1. A method for compensating reverse time migration imaging of a ground penetrating radar by considering medium dispersion and attenuation is characterized by comprising the following steps:

acquiring a transmitting signal of an ith transmitting antenna on a component to be detected and an echo signal of a receiving antenna corresponding to the ith transmitting antenna, wherein i is more than or equal to 1, and the transmitting signal comprises transmitting time t₁Said echo signal comprising an echo time t₂The transmitting antenna is used for transmitting electromagnetic wave signals to the component to be tested, and the receiving antenna is used for receiving echo signals returned by the multi-offset-range ground penetrating radarNumber;

calculating forward electromagnetic wave field values S of the transmitting points of all the ith transmitting antenna by using the unstructured grid discrete three-dimensional offset velocity model_i(x₁，y1，z₁，t₁) The value R of the counter electromagnetic wave field of the receiving point of the corresponding receiving antenna_i(x₂，y2，z₂，t₂) Obtaining a reverse time migration imaging result by the sum I (x, y, z) of the zero-delay cross correlation values; wherein,

x₁、y₁、z₁respectively representing the three-dimensional spatial coordinates of the emission points, t₁For positively propagating electromagnetic wave time, x₂、y₂、z₂Three-dimensional spatial coordinates, t, respectively representing the receiving points₂For the time of back propagation of electromagnetic waves, x, y and z respectively represent three-dimensional space coordinates of the zero-delay cross-correlation value sum I (x, y and z).

2. The method of claim 1, wherein the method further comprises:

and carrying out spatial high-pass filtering on the reverse time migration imaging result to obtain a target reverse time migration imaging result.

3. The method of claim 1, wherein the step of constructing the unstructured grid discretized three-dimensional offset velocity model based on the dimensions and physical properties of the component to be tested specifically comprises:

and adopting dense mesh subdivision in the region with severe electromagnetic field change in the component to be tested, and adopting sparse mesh subdivision in the region with mild electromagnetic field change to obtain an unstructured mesh dispersion three-dimensional offset speed model.
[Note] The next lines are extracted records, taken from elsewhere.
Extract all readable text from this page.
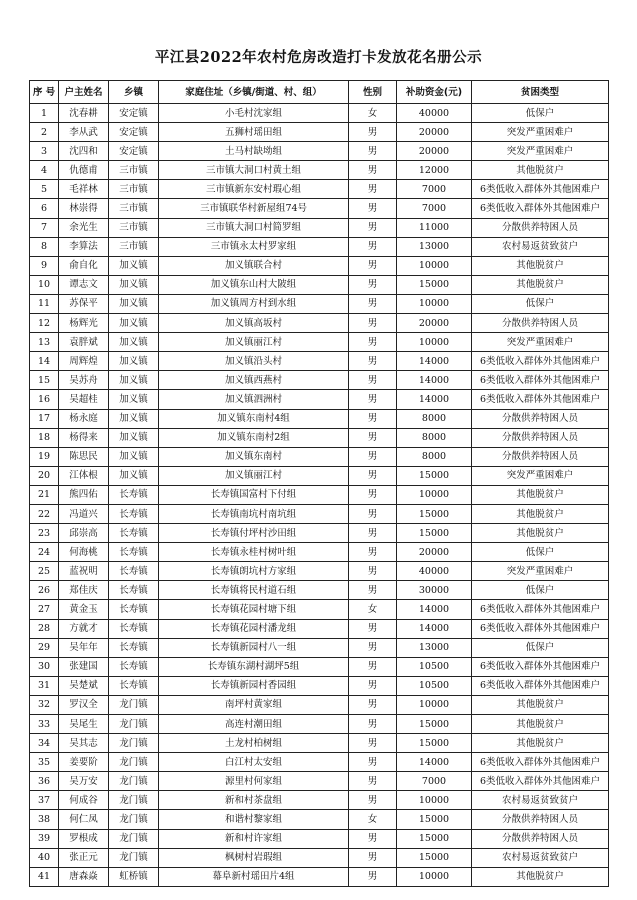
平江县2022年农村危房改造打卡发放花名册公示
序 号	户主姓名	乡镇	家庭住址（乡镇/街道、村、组）	性别	补助资金(元)	贫困类型
1	沈春耕	安定镇	小毛村沈家组	女	40000	低保户
2	李从武	安定镇	五狮村瑶田组	男	20000	突发严重困难户
3	沈四和	安定镇	土马村缺坳组	男	20000	突发严重困难户
4	仇德甫	三市镇	三市镇大洞口村黄土组	男	12000	其他脱贫户
5	毛祥林	三市镇	三市镇新东安村瑕心组	男	7000	6类低收入群体外其他困难户
6	林崇得	三市镇	三市镇联华村新屋组74号	男	7000	6类低收入群体外其他困难户
7	余光生	三市镇	三市镇大洞口村简罗组	男	11000	分散供养特困人员
8	李算法	三市镇	三市镇永太村罗家组	男	13000	农村易返贫致贫户
9	俞自化	加义镇	加义镇联合村	男	10000	其他脱贫户
10	谭志文	加义镇	加义镇东山村大陂组	男	15000	其他脱贫户
11	苏保平	加义镇	加义镇周方村到水组	男	10000	低保户
12	杨辉光	加义镇	加义镇高坂村	男	20000	分散供养特困人员
13	袁胖斌	加义镇	加义镇丽江村	男	10000	突发严重困难户
14	周辉煌	加义镇	加义镇沿头村	男	14000	6类低收入群体外其他困难户
15	吴苏舟	加义镇	加义镇西燕村	男	14000	6类低收入群体外其他困难户
16	吴超桂	加义镇	加义镇泗洲村	男	14000	6类低收入群体外其他困难户
17	杨永庭	加义镇	加义镇东南村4组	男	8000	分散供养特困人员
18	杨得来	加义镇	加义镇东南村2组	男	8000	分散供养特困人员
19	陈思民	加义镇	加义镇东南村	男	8000	分散供养特困人员
20	江体根	加义镇	加义镇丽江村	男	15000	突发严重困难户
21	熊四佑	长寿镇	长寿镇国富村下付组	男	10000	其他脱贫户
22	冯道兴	长寿镇	长寿镇南坑村南坑组	男	15000	其他脱贫户
23	邱崇高	长寿镇	长寿镇付坪村沙田组	男	15000	其他脱贫户
24	何海桃	长寿镇	长寿镇永桂村树叶组	男	20000	低保户
25	蓝祝明	长寿镇	长寿镇朗坑村方家组	男	40000	突发严重困难户
26	郑佳庆	长寿镇	长寿镇将民村道石组	男	30000	低保户
27	黄金玉	长寿镇	长寿镇花园村塘下组	女	14000	6类低收入群体外其他困难户
28	方就才	长寿镇	长寿镇花园村潘龙组	男	14000	6类低收入群体外其他困难户
29	吴年年	长寿镇	长寿镇新园村八一组	男	13000	低保户
30	张建国	长寿镇	长寿镇东湖村湖坪5组	男	10500	6类低收入群体外其他困难户
31	吴楚斌	长寿镇	长寿镇新园村香园组	男	10500	6类低收入群体外其他困难户
32	罗汉全	龙门镇	南坪村黄家组	男	10000	其他脱贫户
33	吴尾生	龙门镇	高连村潮田组	男	15000	其他脱贫户
34	吴其志	龙门镇	土龙村柏树组	男	15000	其他脱贫户
35	姜要阶	龙门镇	白江村太安组	男	14000	6类低收入群体外其他困难户
36	吴万安	龙门镇	源里村何家组	男	7000	6类低收入群体外其他困难户
37	何成谷	龙门镇	新和村茶盘组	男	10000	农村易返贫致贫户
38	何仁凤	龙门镇	和谐村黎家组	女	15000	分散供养特困人员
39	罗根成	龙门镇	新和村许家组	男	15000	分散供养特困人员
40	张正元	龙门镇	枫树村岩瑕组	男	15000	农村易返贫致贫户
41	唐森焱	虹桥镇	幕阜新村瑶田片4组	男	10000	其他脱贫户
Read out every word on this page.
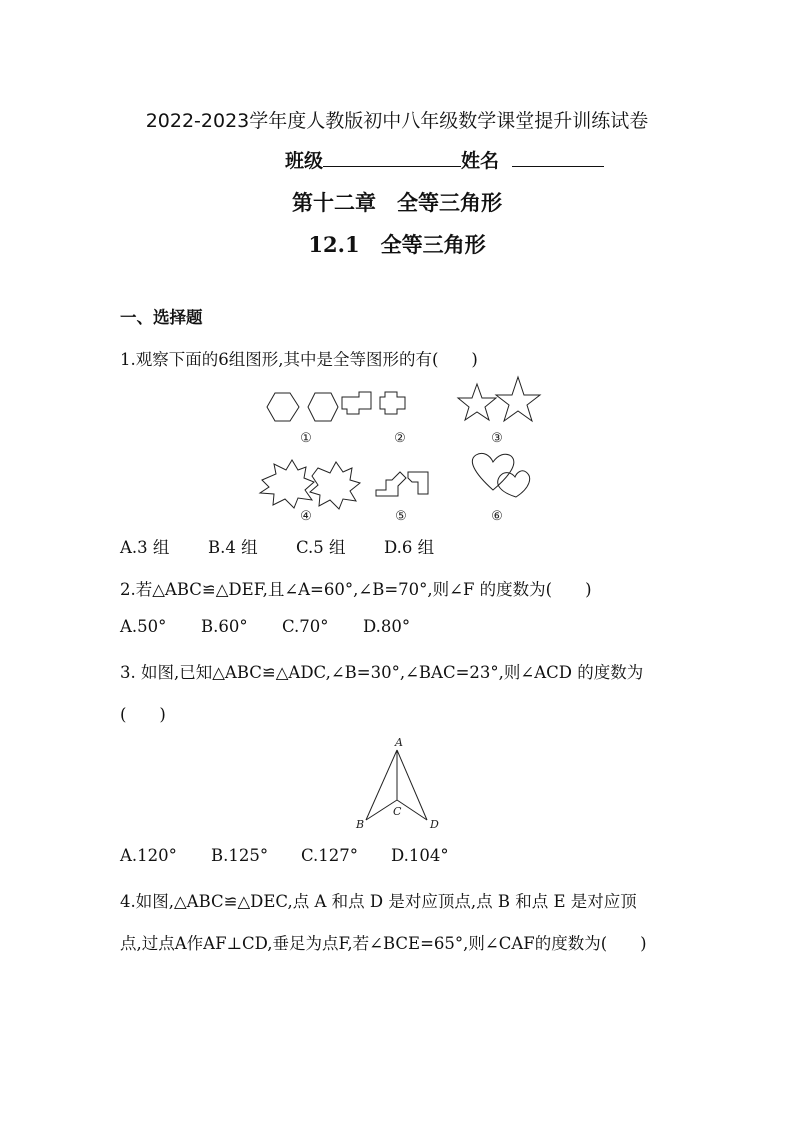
2022-2023学年度人教版初中八年级数学课堂提升训练试卷
班级	姓名
第十二章　全等三角形
12.1　全等三角形
一、选择题
1.观察下面的6组图形,其中是全等图形的有(　　)
①	②	③
④	⑤	⑥
A
B
C
D
A.3 组 B.4 组 C.5 组 D.6 组
2.若△ABC≌△DEF,且∠A=60°,∠B=70°,则∠F 的度数为(　　)
A.50° B.60° C.70° D.80°
3. 如图,已知△ABC≌△ADC,∠B=30°,∠BAC=23°,则∠ACD 的度数为
(　　)
A.120° B.125° C.127° D.104°
4.如图,△ABC≌△DEC,点 A 和点 D 是对应顶点,点 B 和点 E 是对应顶
点,过点A作AF⊥CD,垂足为点F,若∠BCE=65°,则∠CAF的度数为(　　)
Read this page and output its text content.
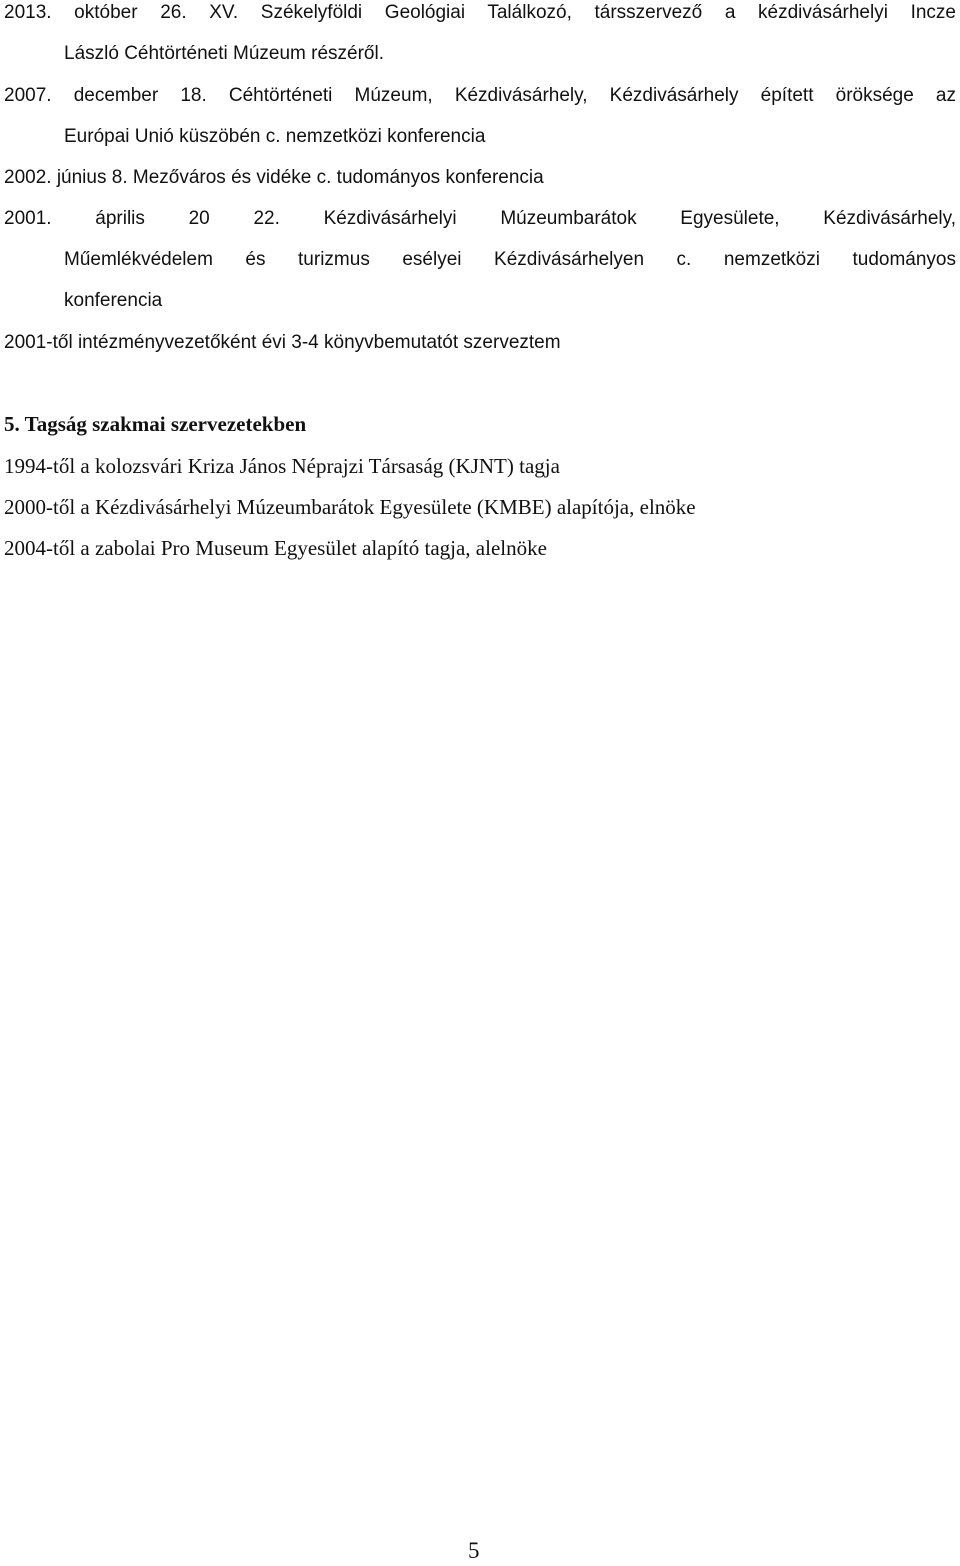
2013. október 26. XV. Székelyföldi Geológiai Találkozó, társszervező a kézdivásárhelyi Incze
László Céhtörténeti Múzeum részéről.
2007. december 18. Céhtörténeti Múzeum, Kézdivásárhely, Kézdivásárhely épített öröksége az
Európai Unió küszöbén c. nemzetközi konferencia
2002. június 8. Mezőváros és vidéke c. tudományos konferencia
2001. április 20 22. Kézdivásárhelyi Múzeumbarátok Egyesülete, Kézdivásárhely,
Műemlékvédelem és turizmus esélyei Kézdivásárhelyen c. nemzetközi tudományos
konferencia

2001-től intézményvezetőként évi 3-4 könyvbemutatót szerveztem

5. Tagság szakmai szervezetekben

1994-től a kolozsvári Kriza János Néprajzi Társaság (KJNT) tagja

2000-től a Kézdivásárhelyi Múzeumbarátok Egyesülete (KMBE) alapítója, elnöke

2004-től a zabolai Pro Museum Egyesület alapító tagja, alelnöke

5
4. The method of claim 1, wherein the method comprisesCalculating forward electromagnetic wave field values S of the transmitting points of all the ith transmitting antenna by using the unstructured grid discrete three-dimensional offset velocity model_i(x₁，y₁，z₁，t₁) The value R of the counter electromagnetic wave field of the receiving point of the corresponding receiving antenna_i(x₂，y₂，z₂，t₂) The step of obtaining the inverse time offset imaging result specifically includes:

calculating forward electromagnetic wave field values S of the transmitting points of all the ith transmitting antenna by using the unstructured grid discrete three-dimensional offset velocity model_i(x₁，y₁，z₁，t₁) The value R of the counter electromagnetic wave field of the receiving point of the corresponding receiving antenna_i(x₂，y₂，z₂，t₂) Zero-delay cross-correlation value of_i(x₃，y₃，z₃) The calculation formula is as follows:

5. The method of claim 4, wherein said utilizing said non-junctionStructuring a grid scattering three-dimensional offset velocity model, and calculating forward electromagnetic wave field values S of the transmitting points of all the ith transmitting antennas_i(x₁，y1，z₁，t₁) The value R of the counter electromagnetic wave field of the receiving point of the corresponding receiving antenna_i(x₂，y₂，z₂，t₂) Zero-delay cross-correlation value of_i(x₃，y₃，z₃) The method specifically comprises the following steps:

wherein,

wherein,

are respectively provided withIs the relative constant when the frequency approaches 0 and infinity, tau is the relaxation time of the medium, J is the excitation source, sigma is the resistivity, and mu is the permeability.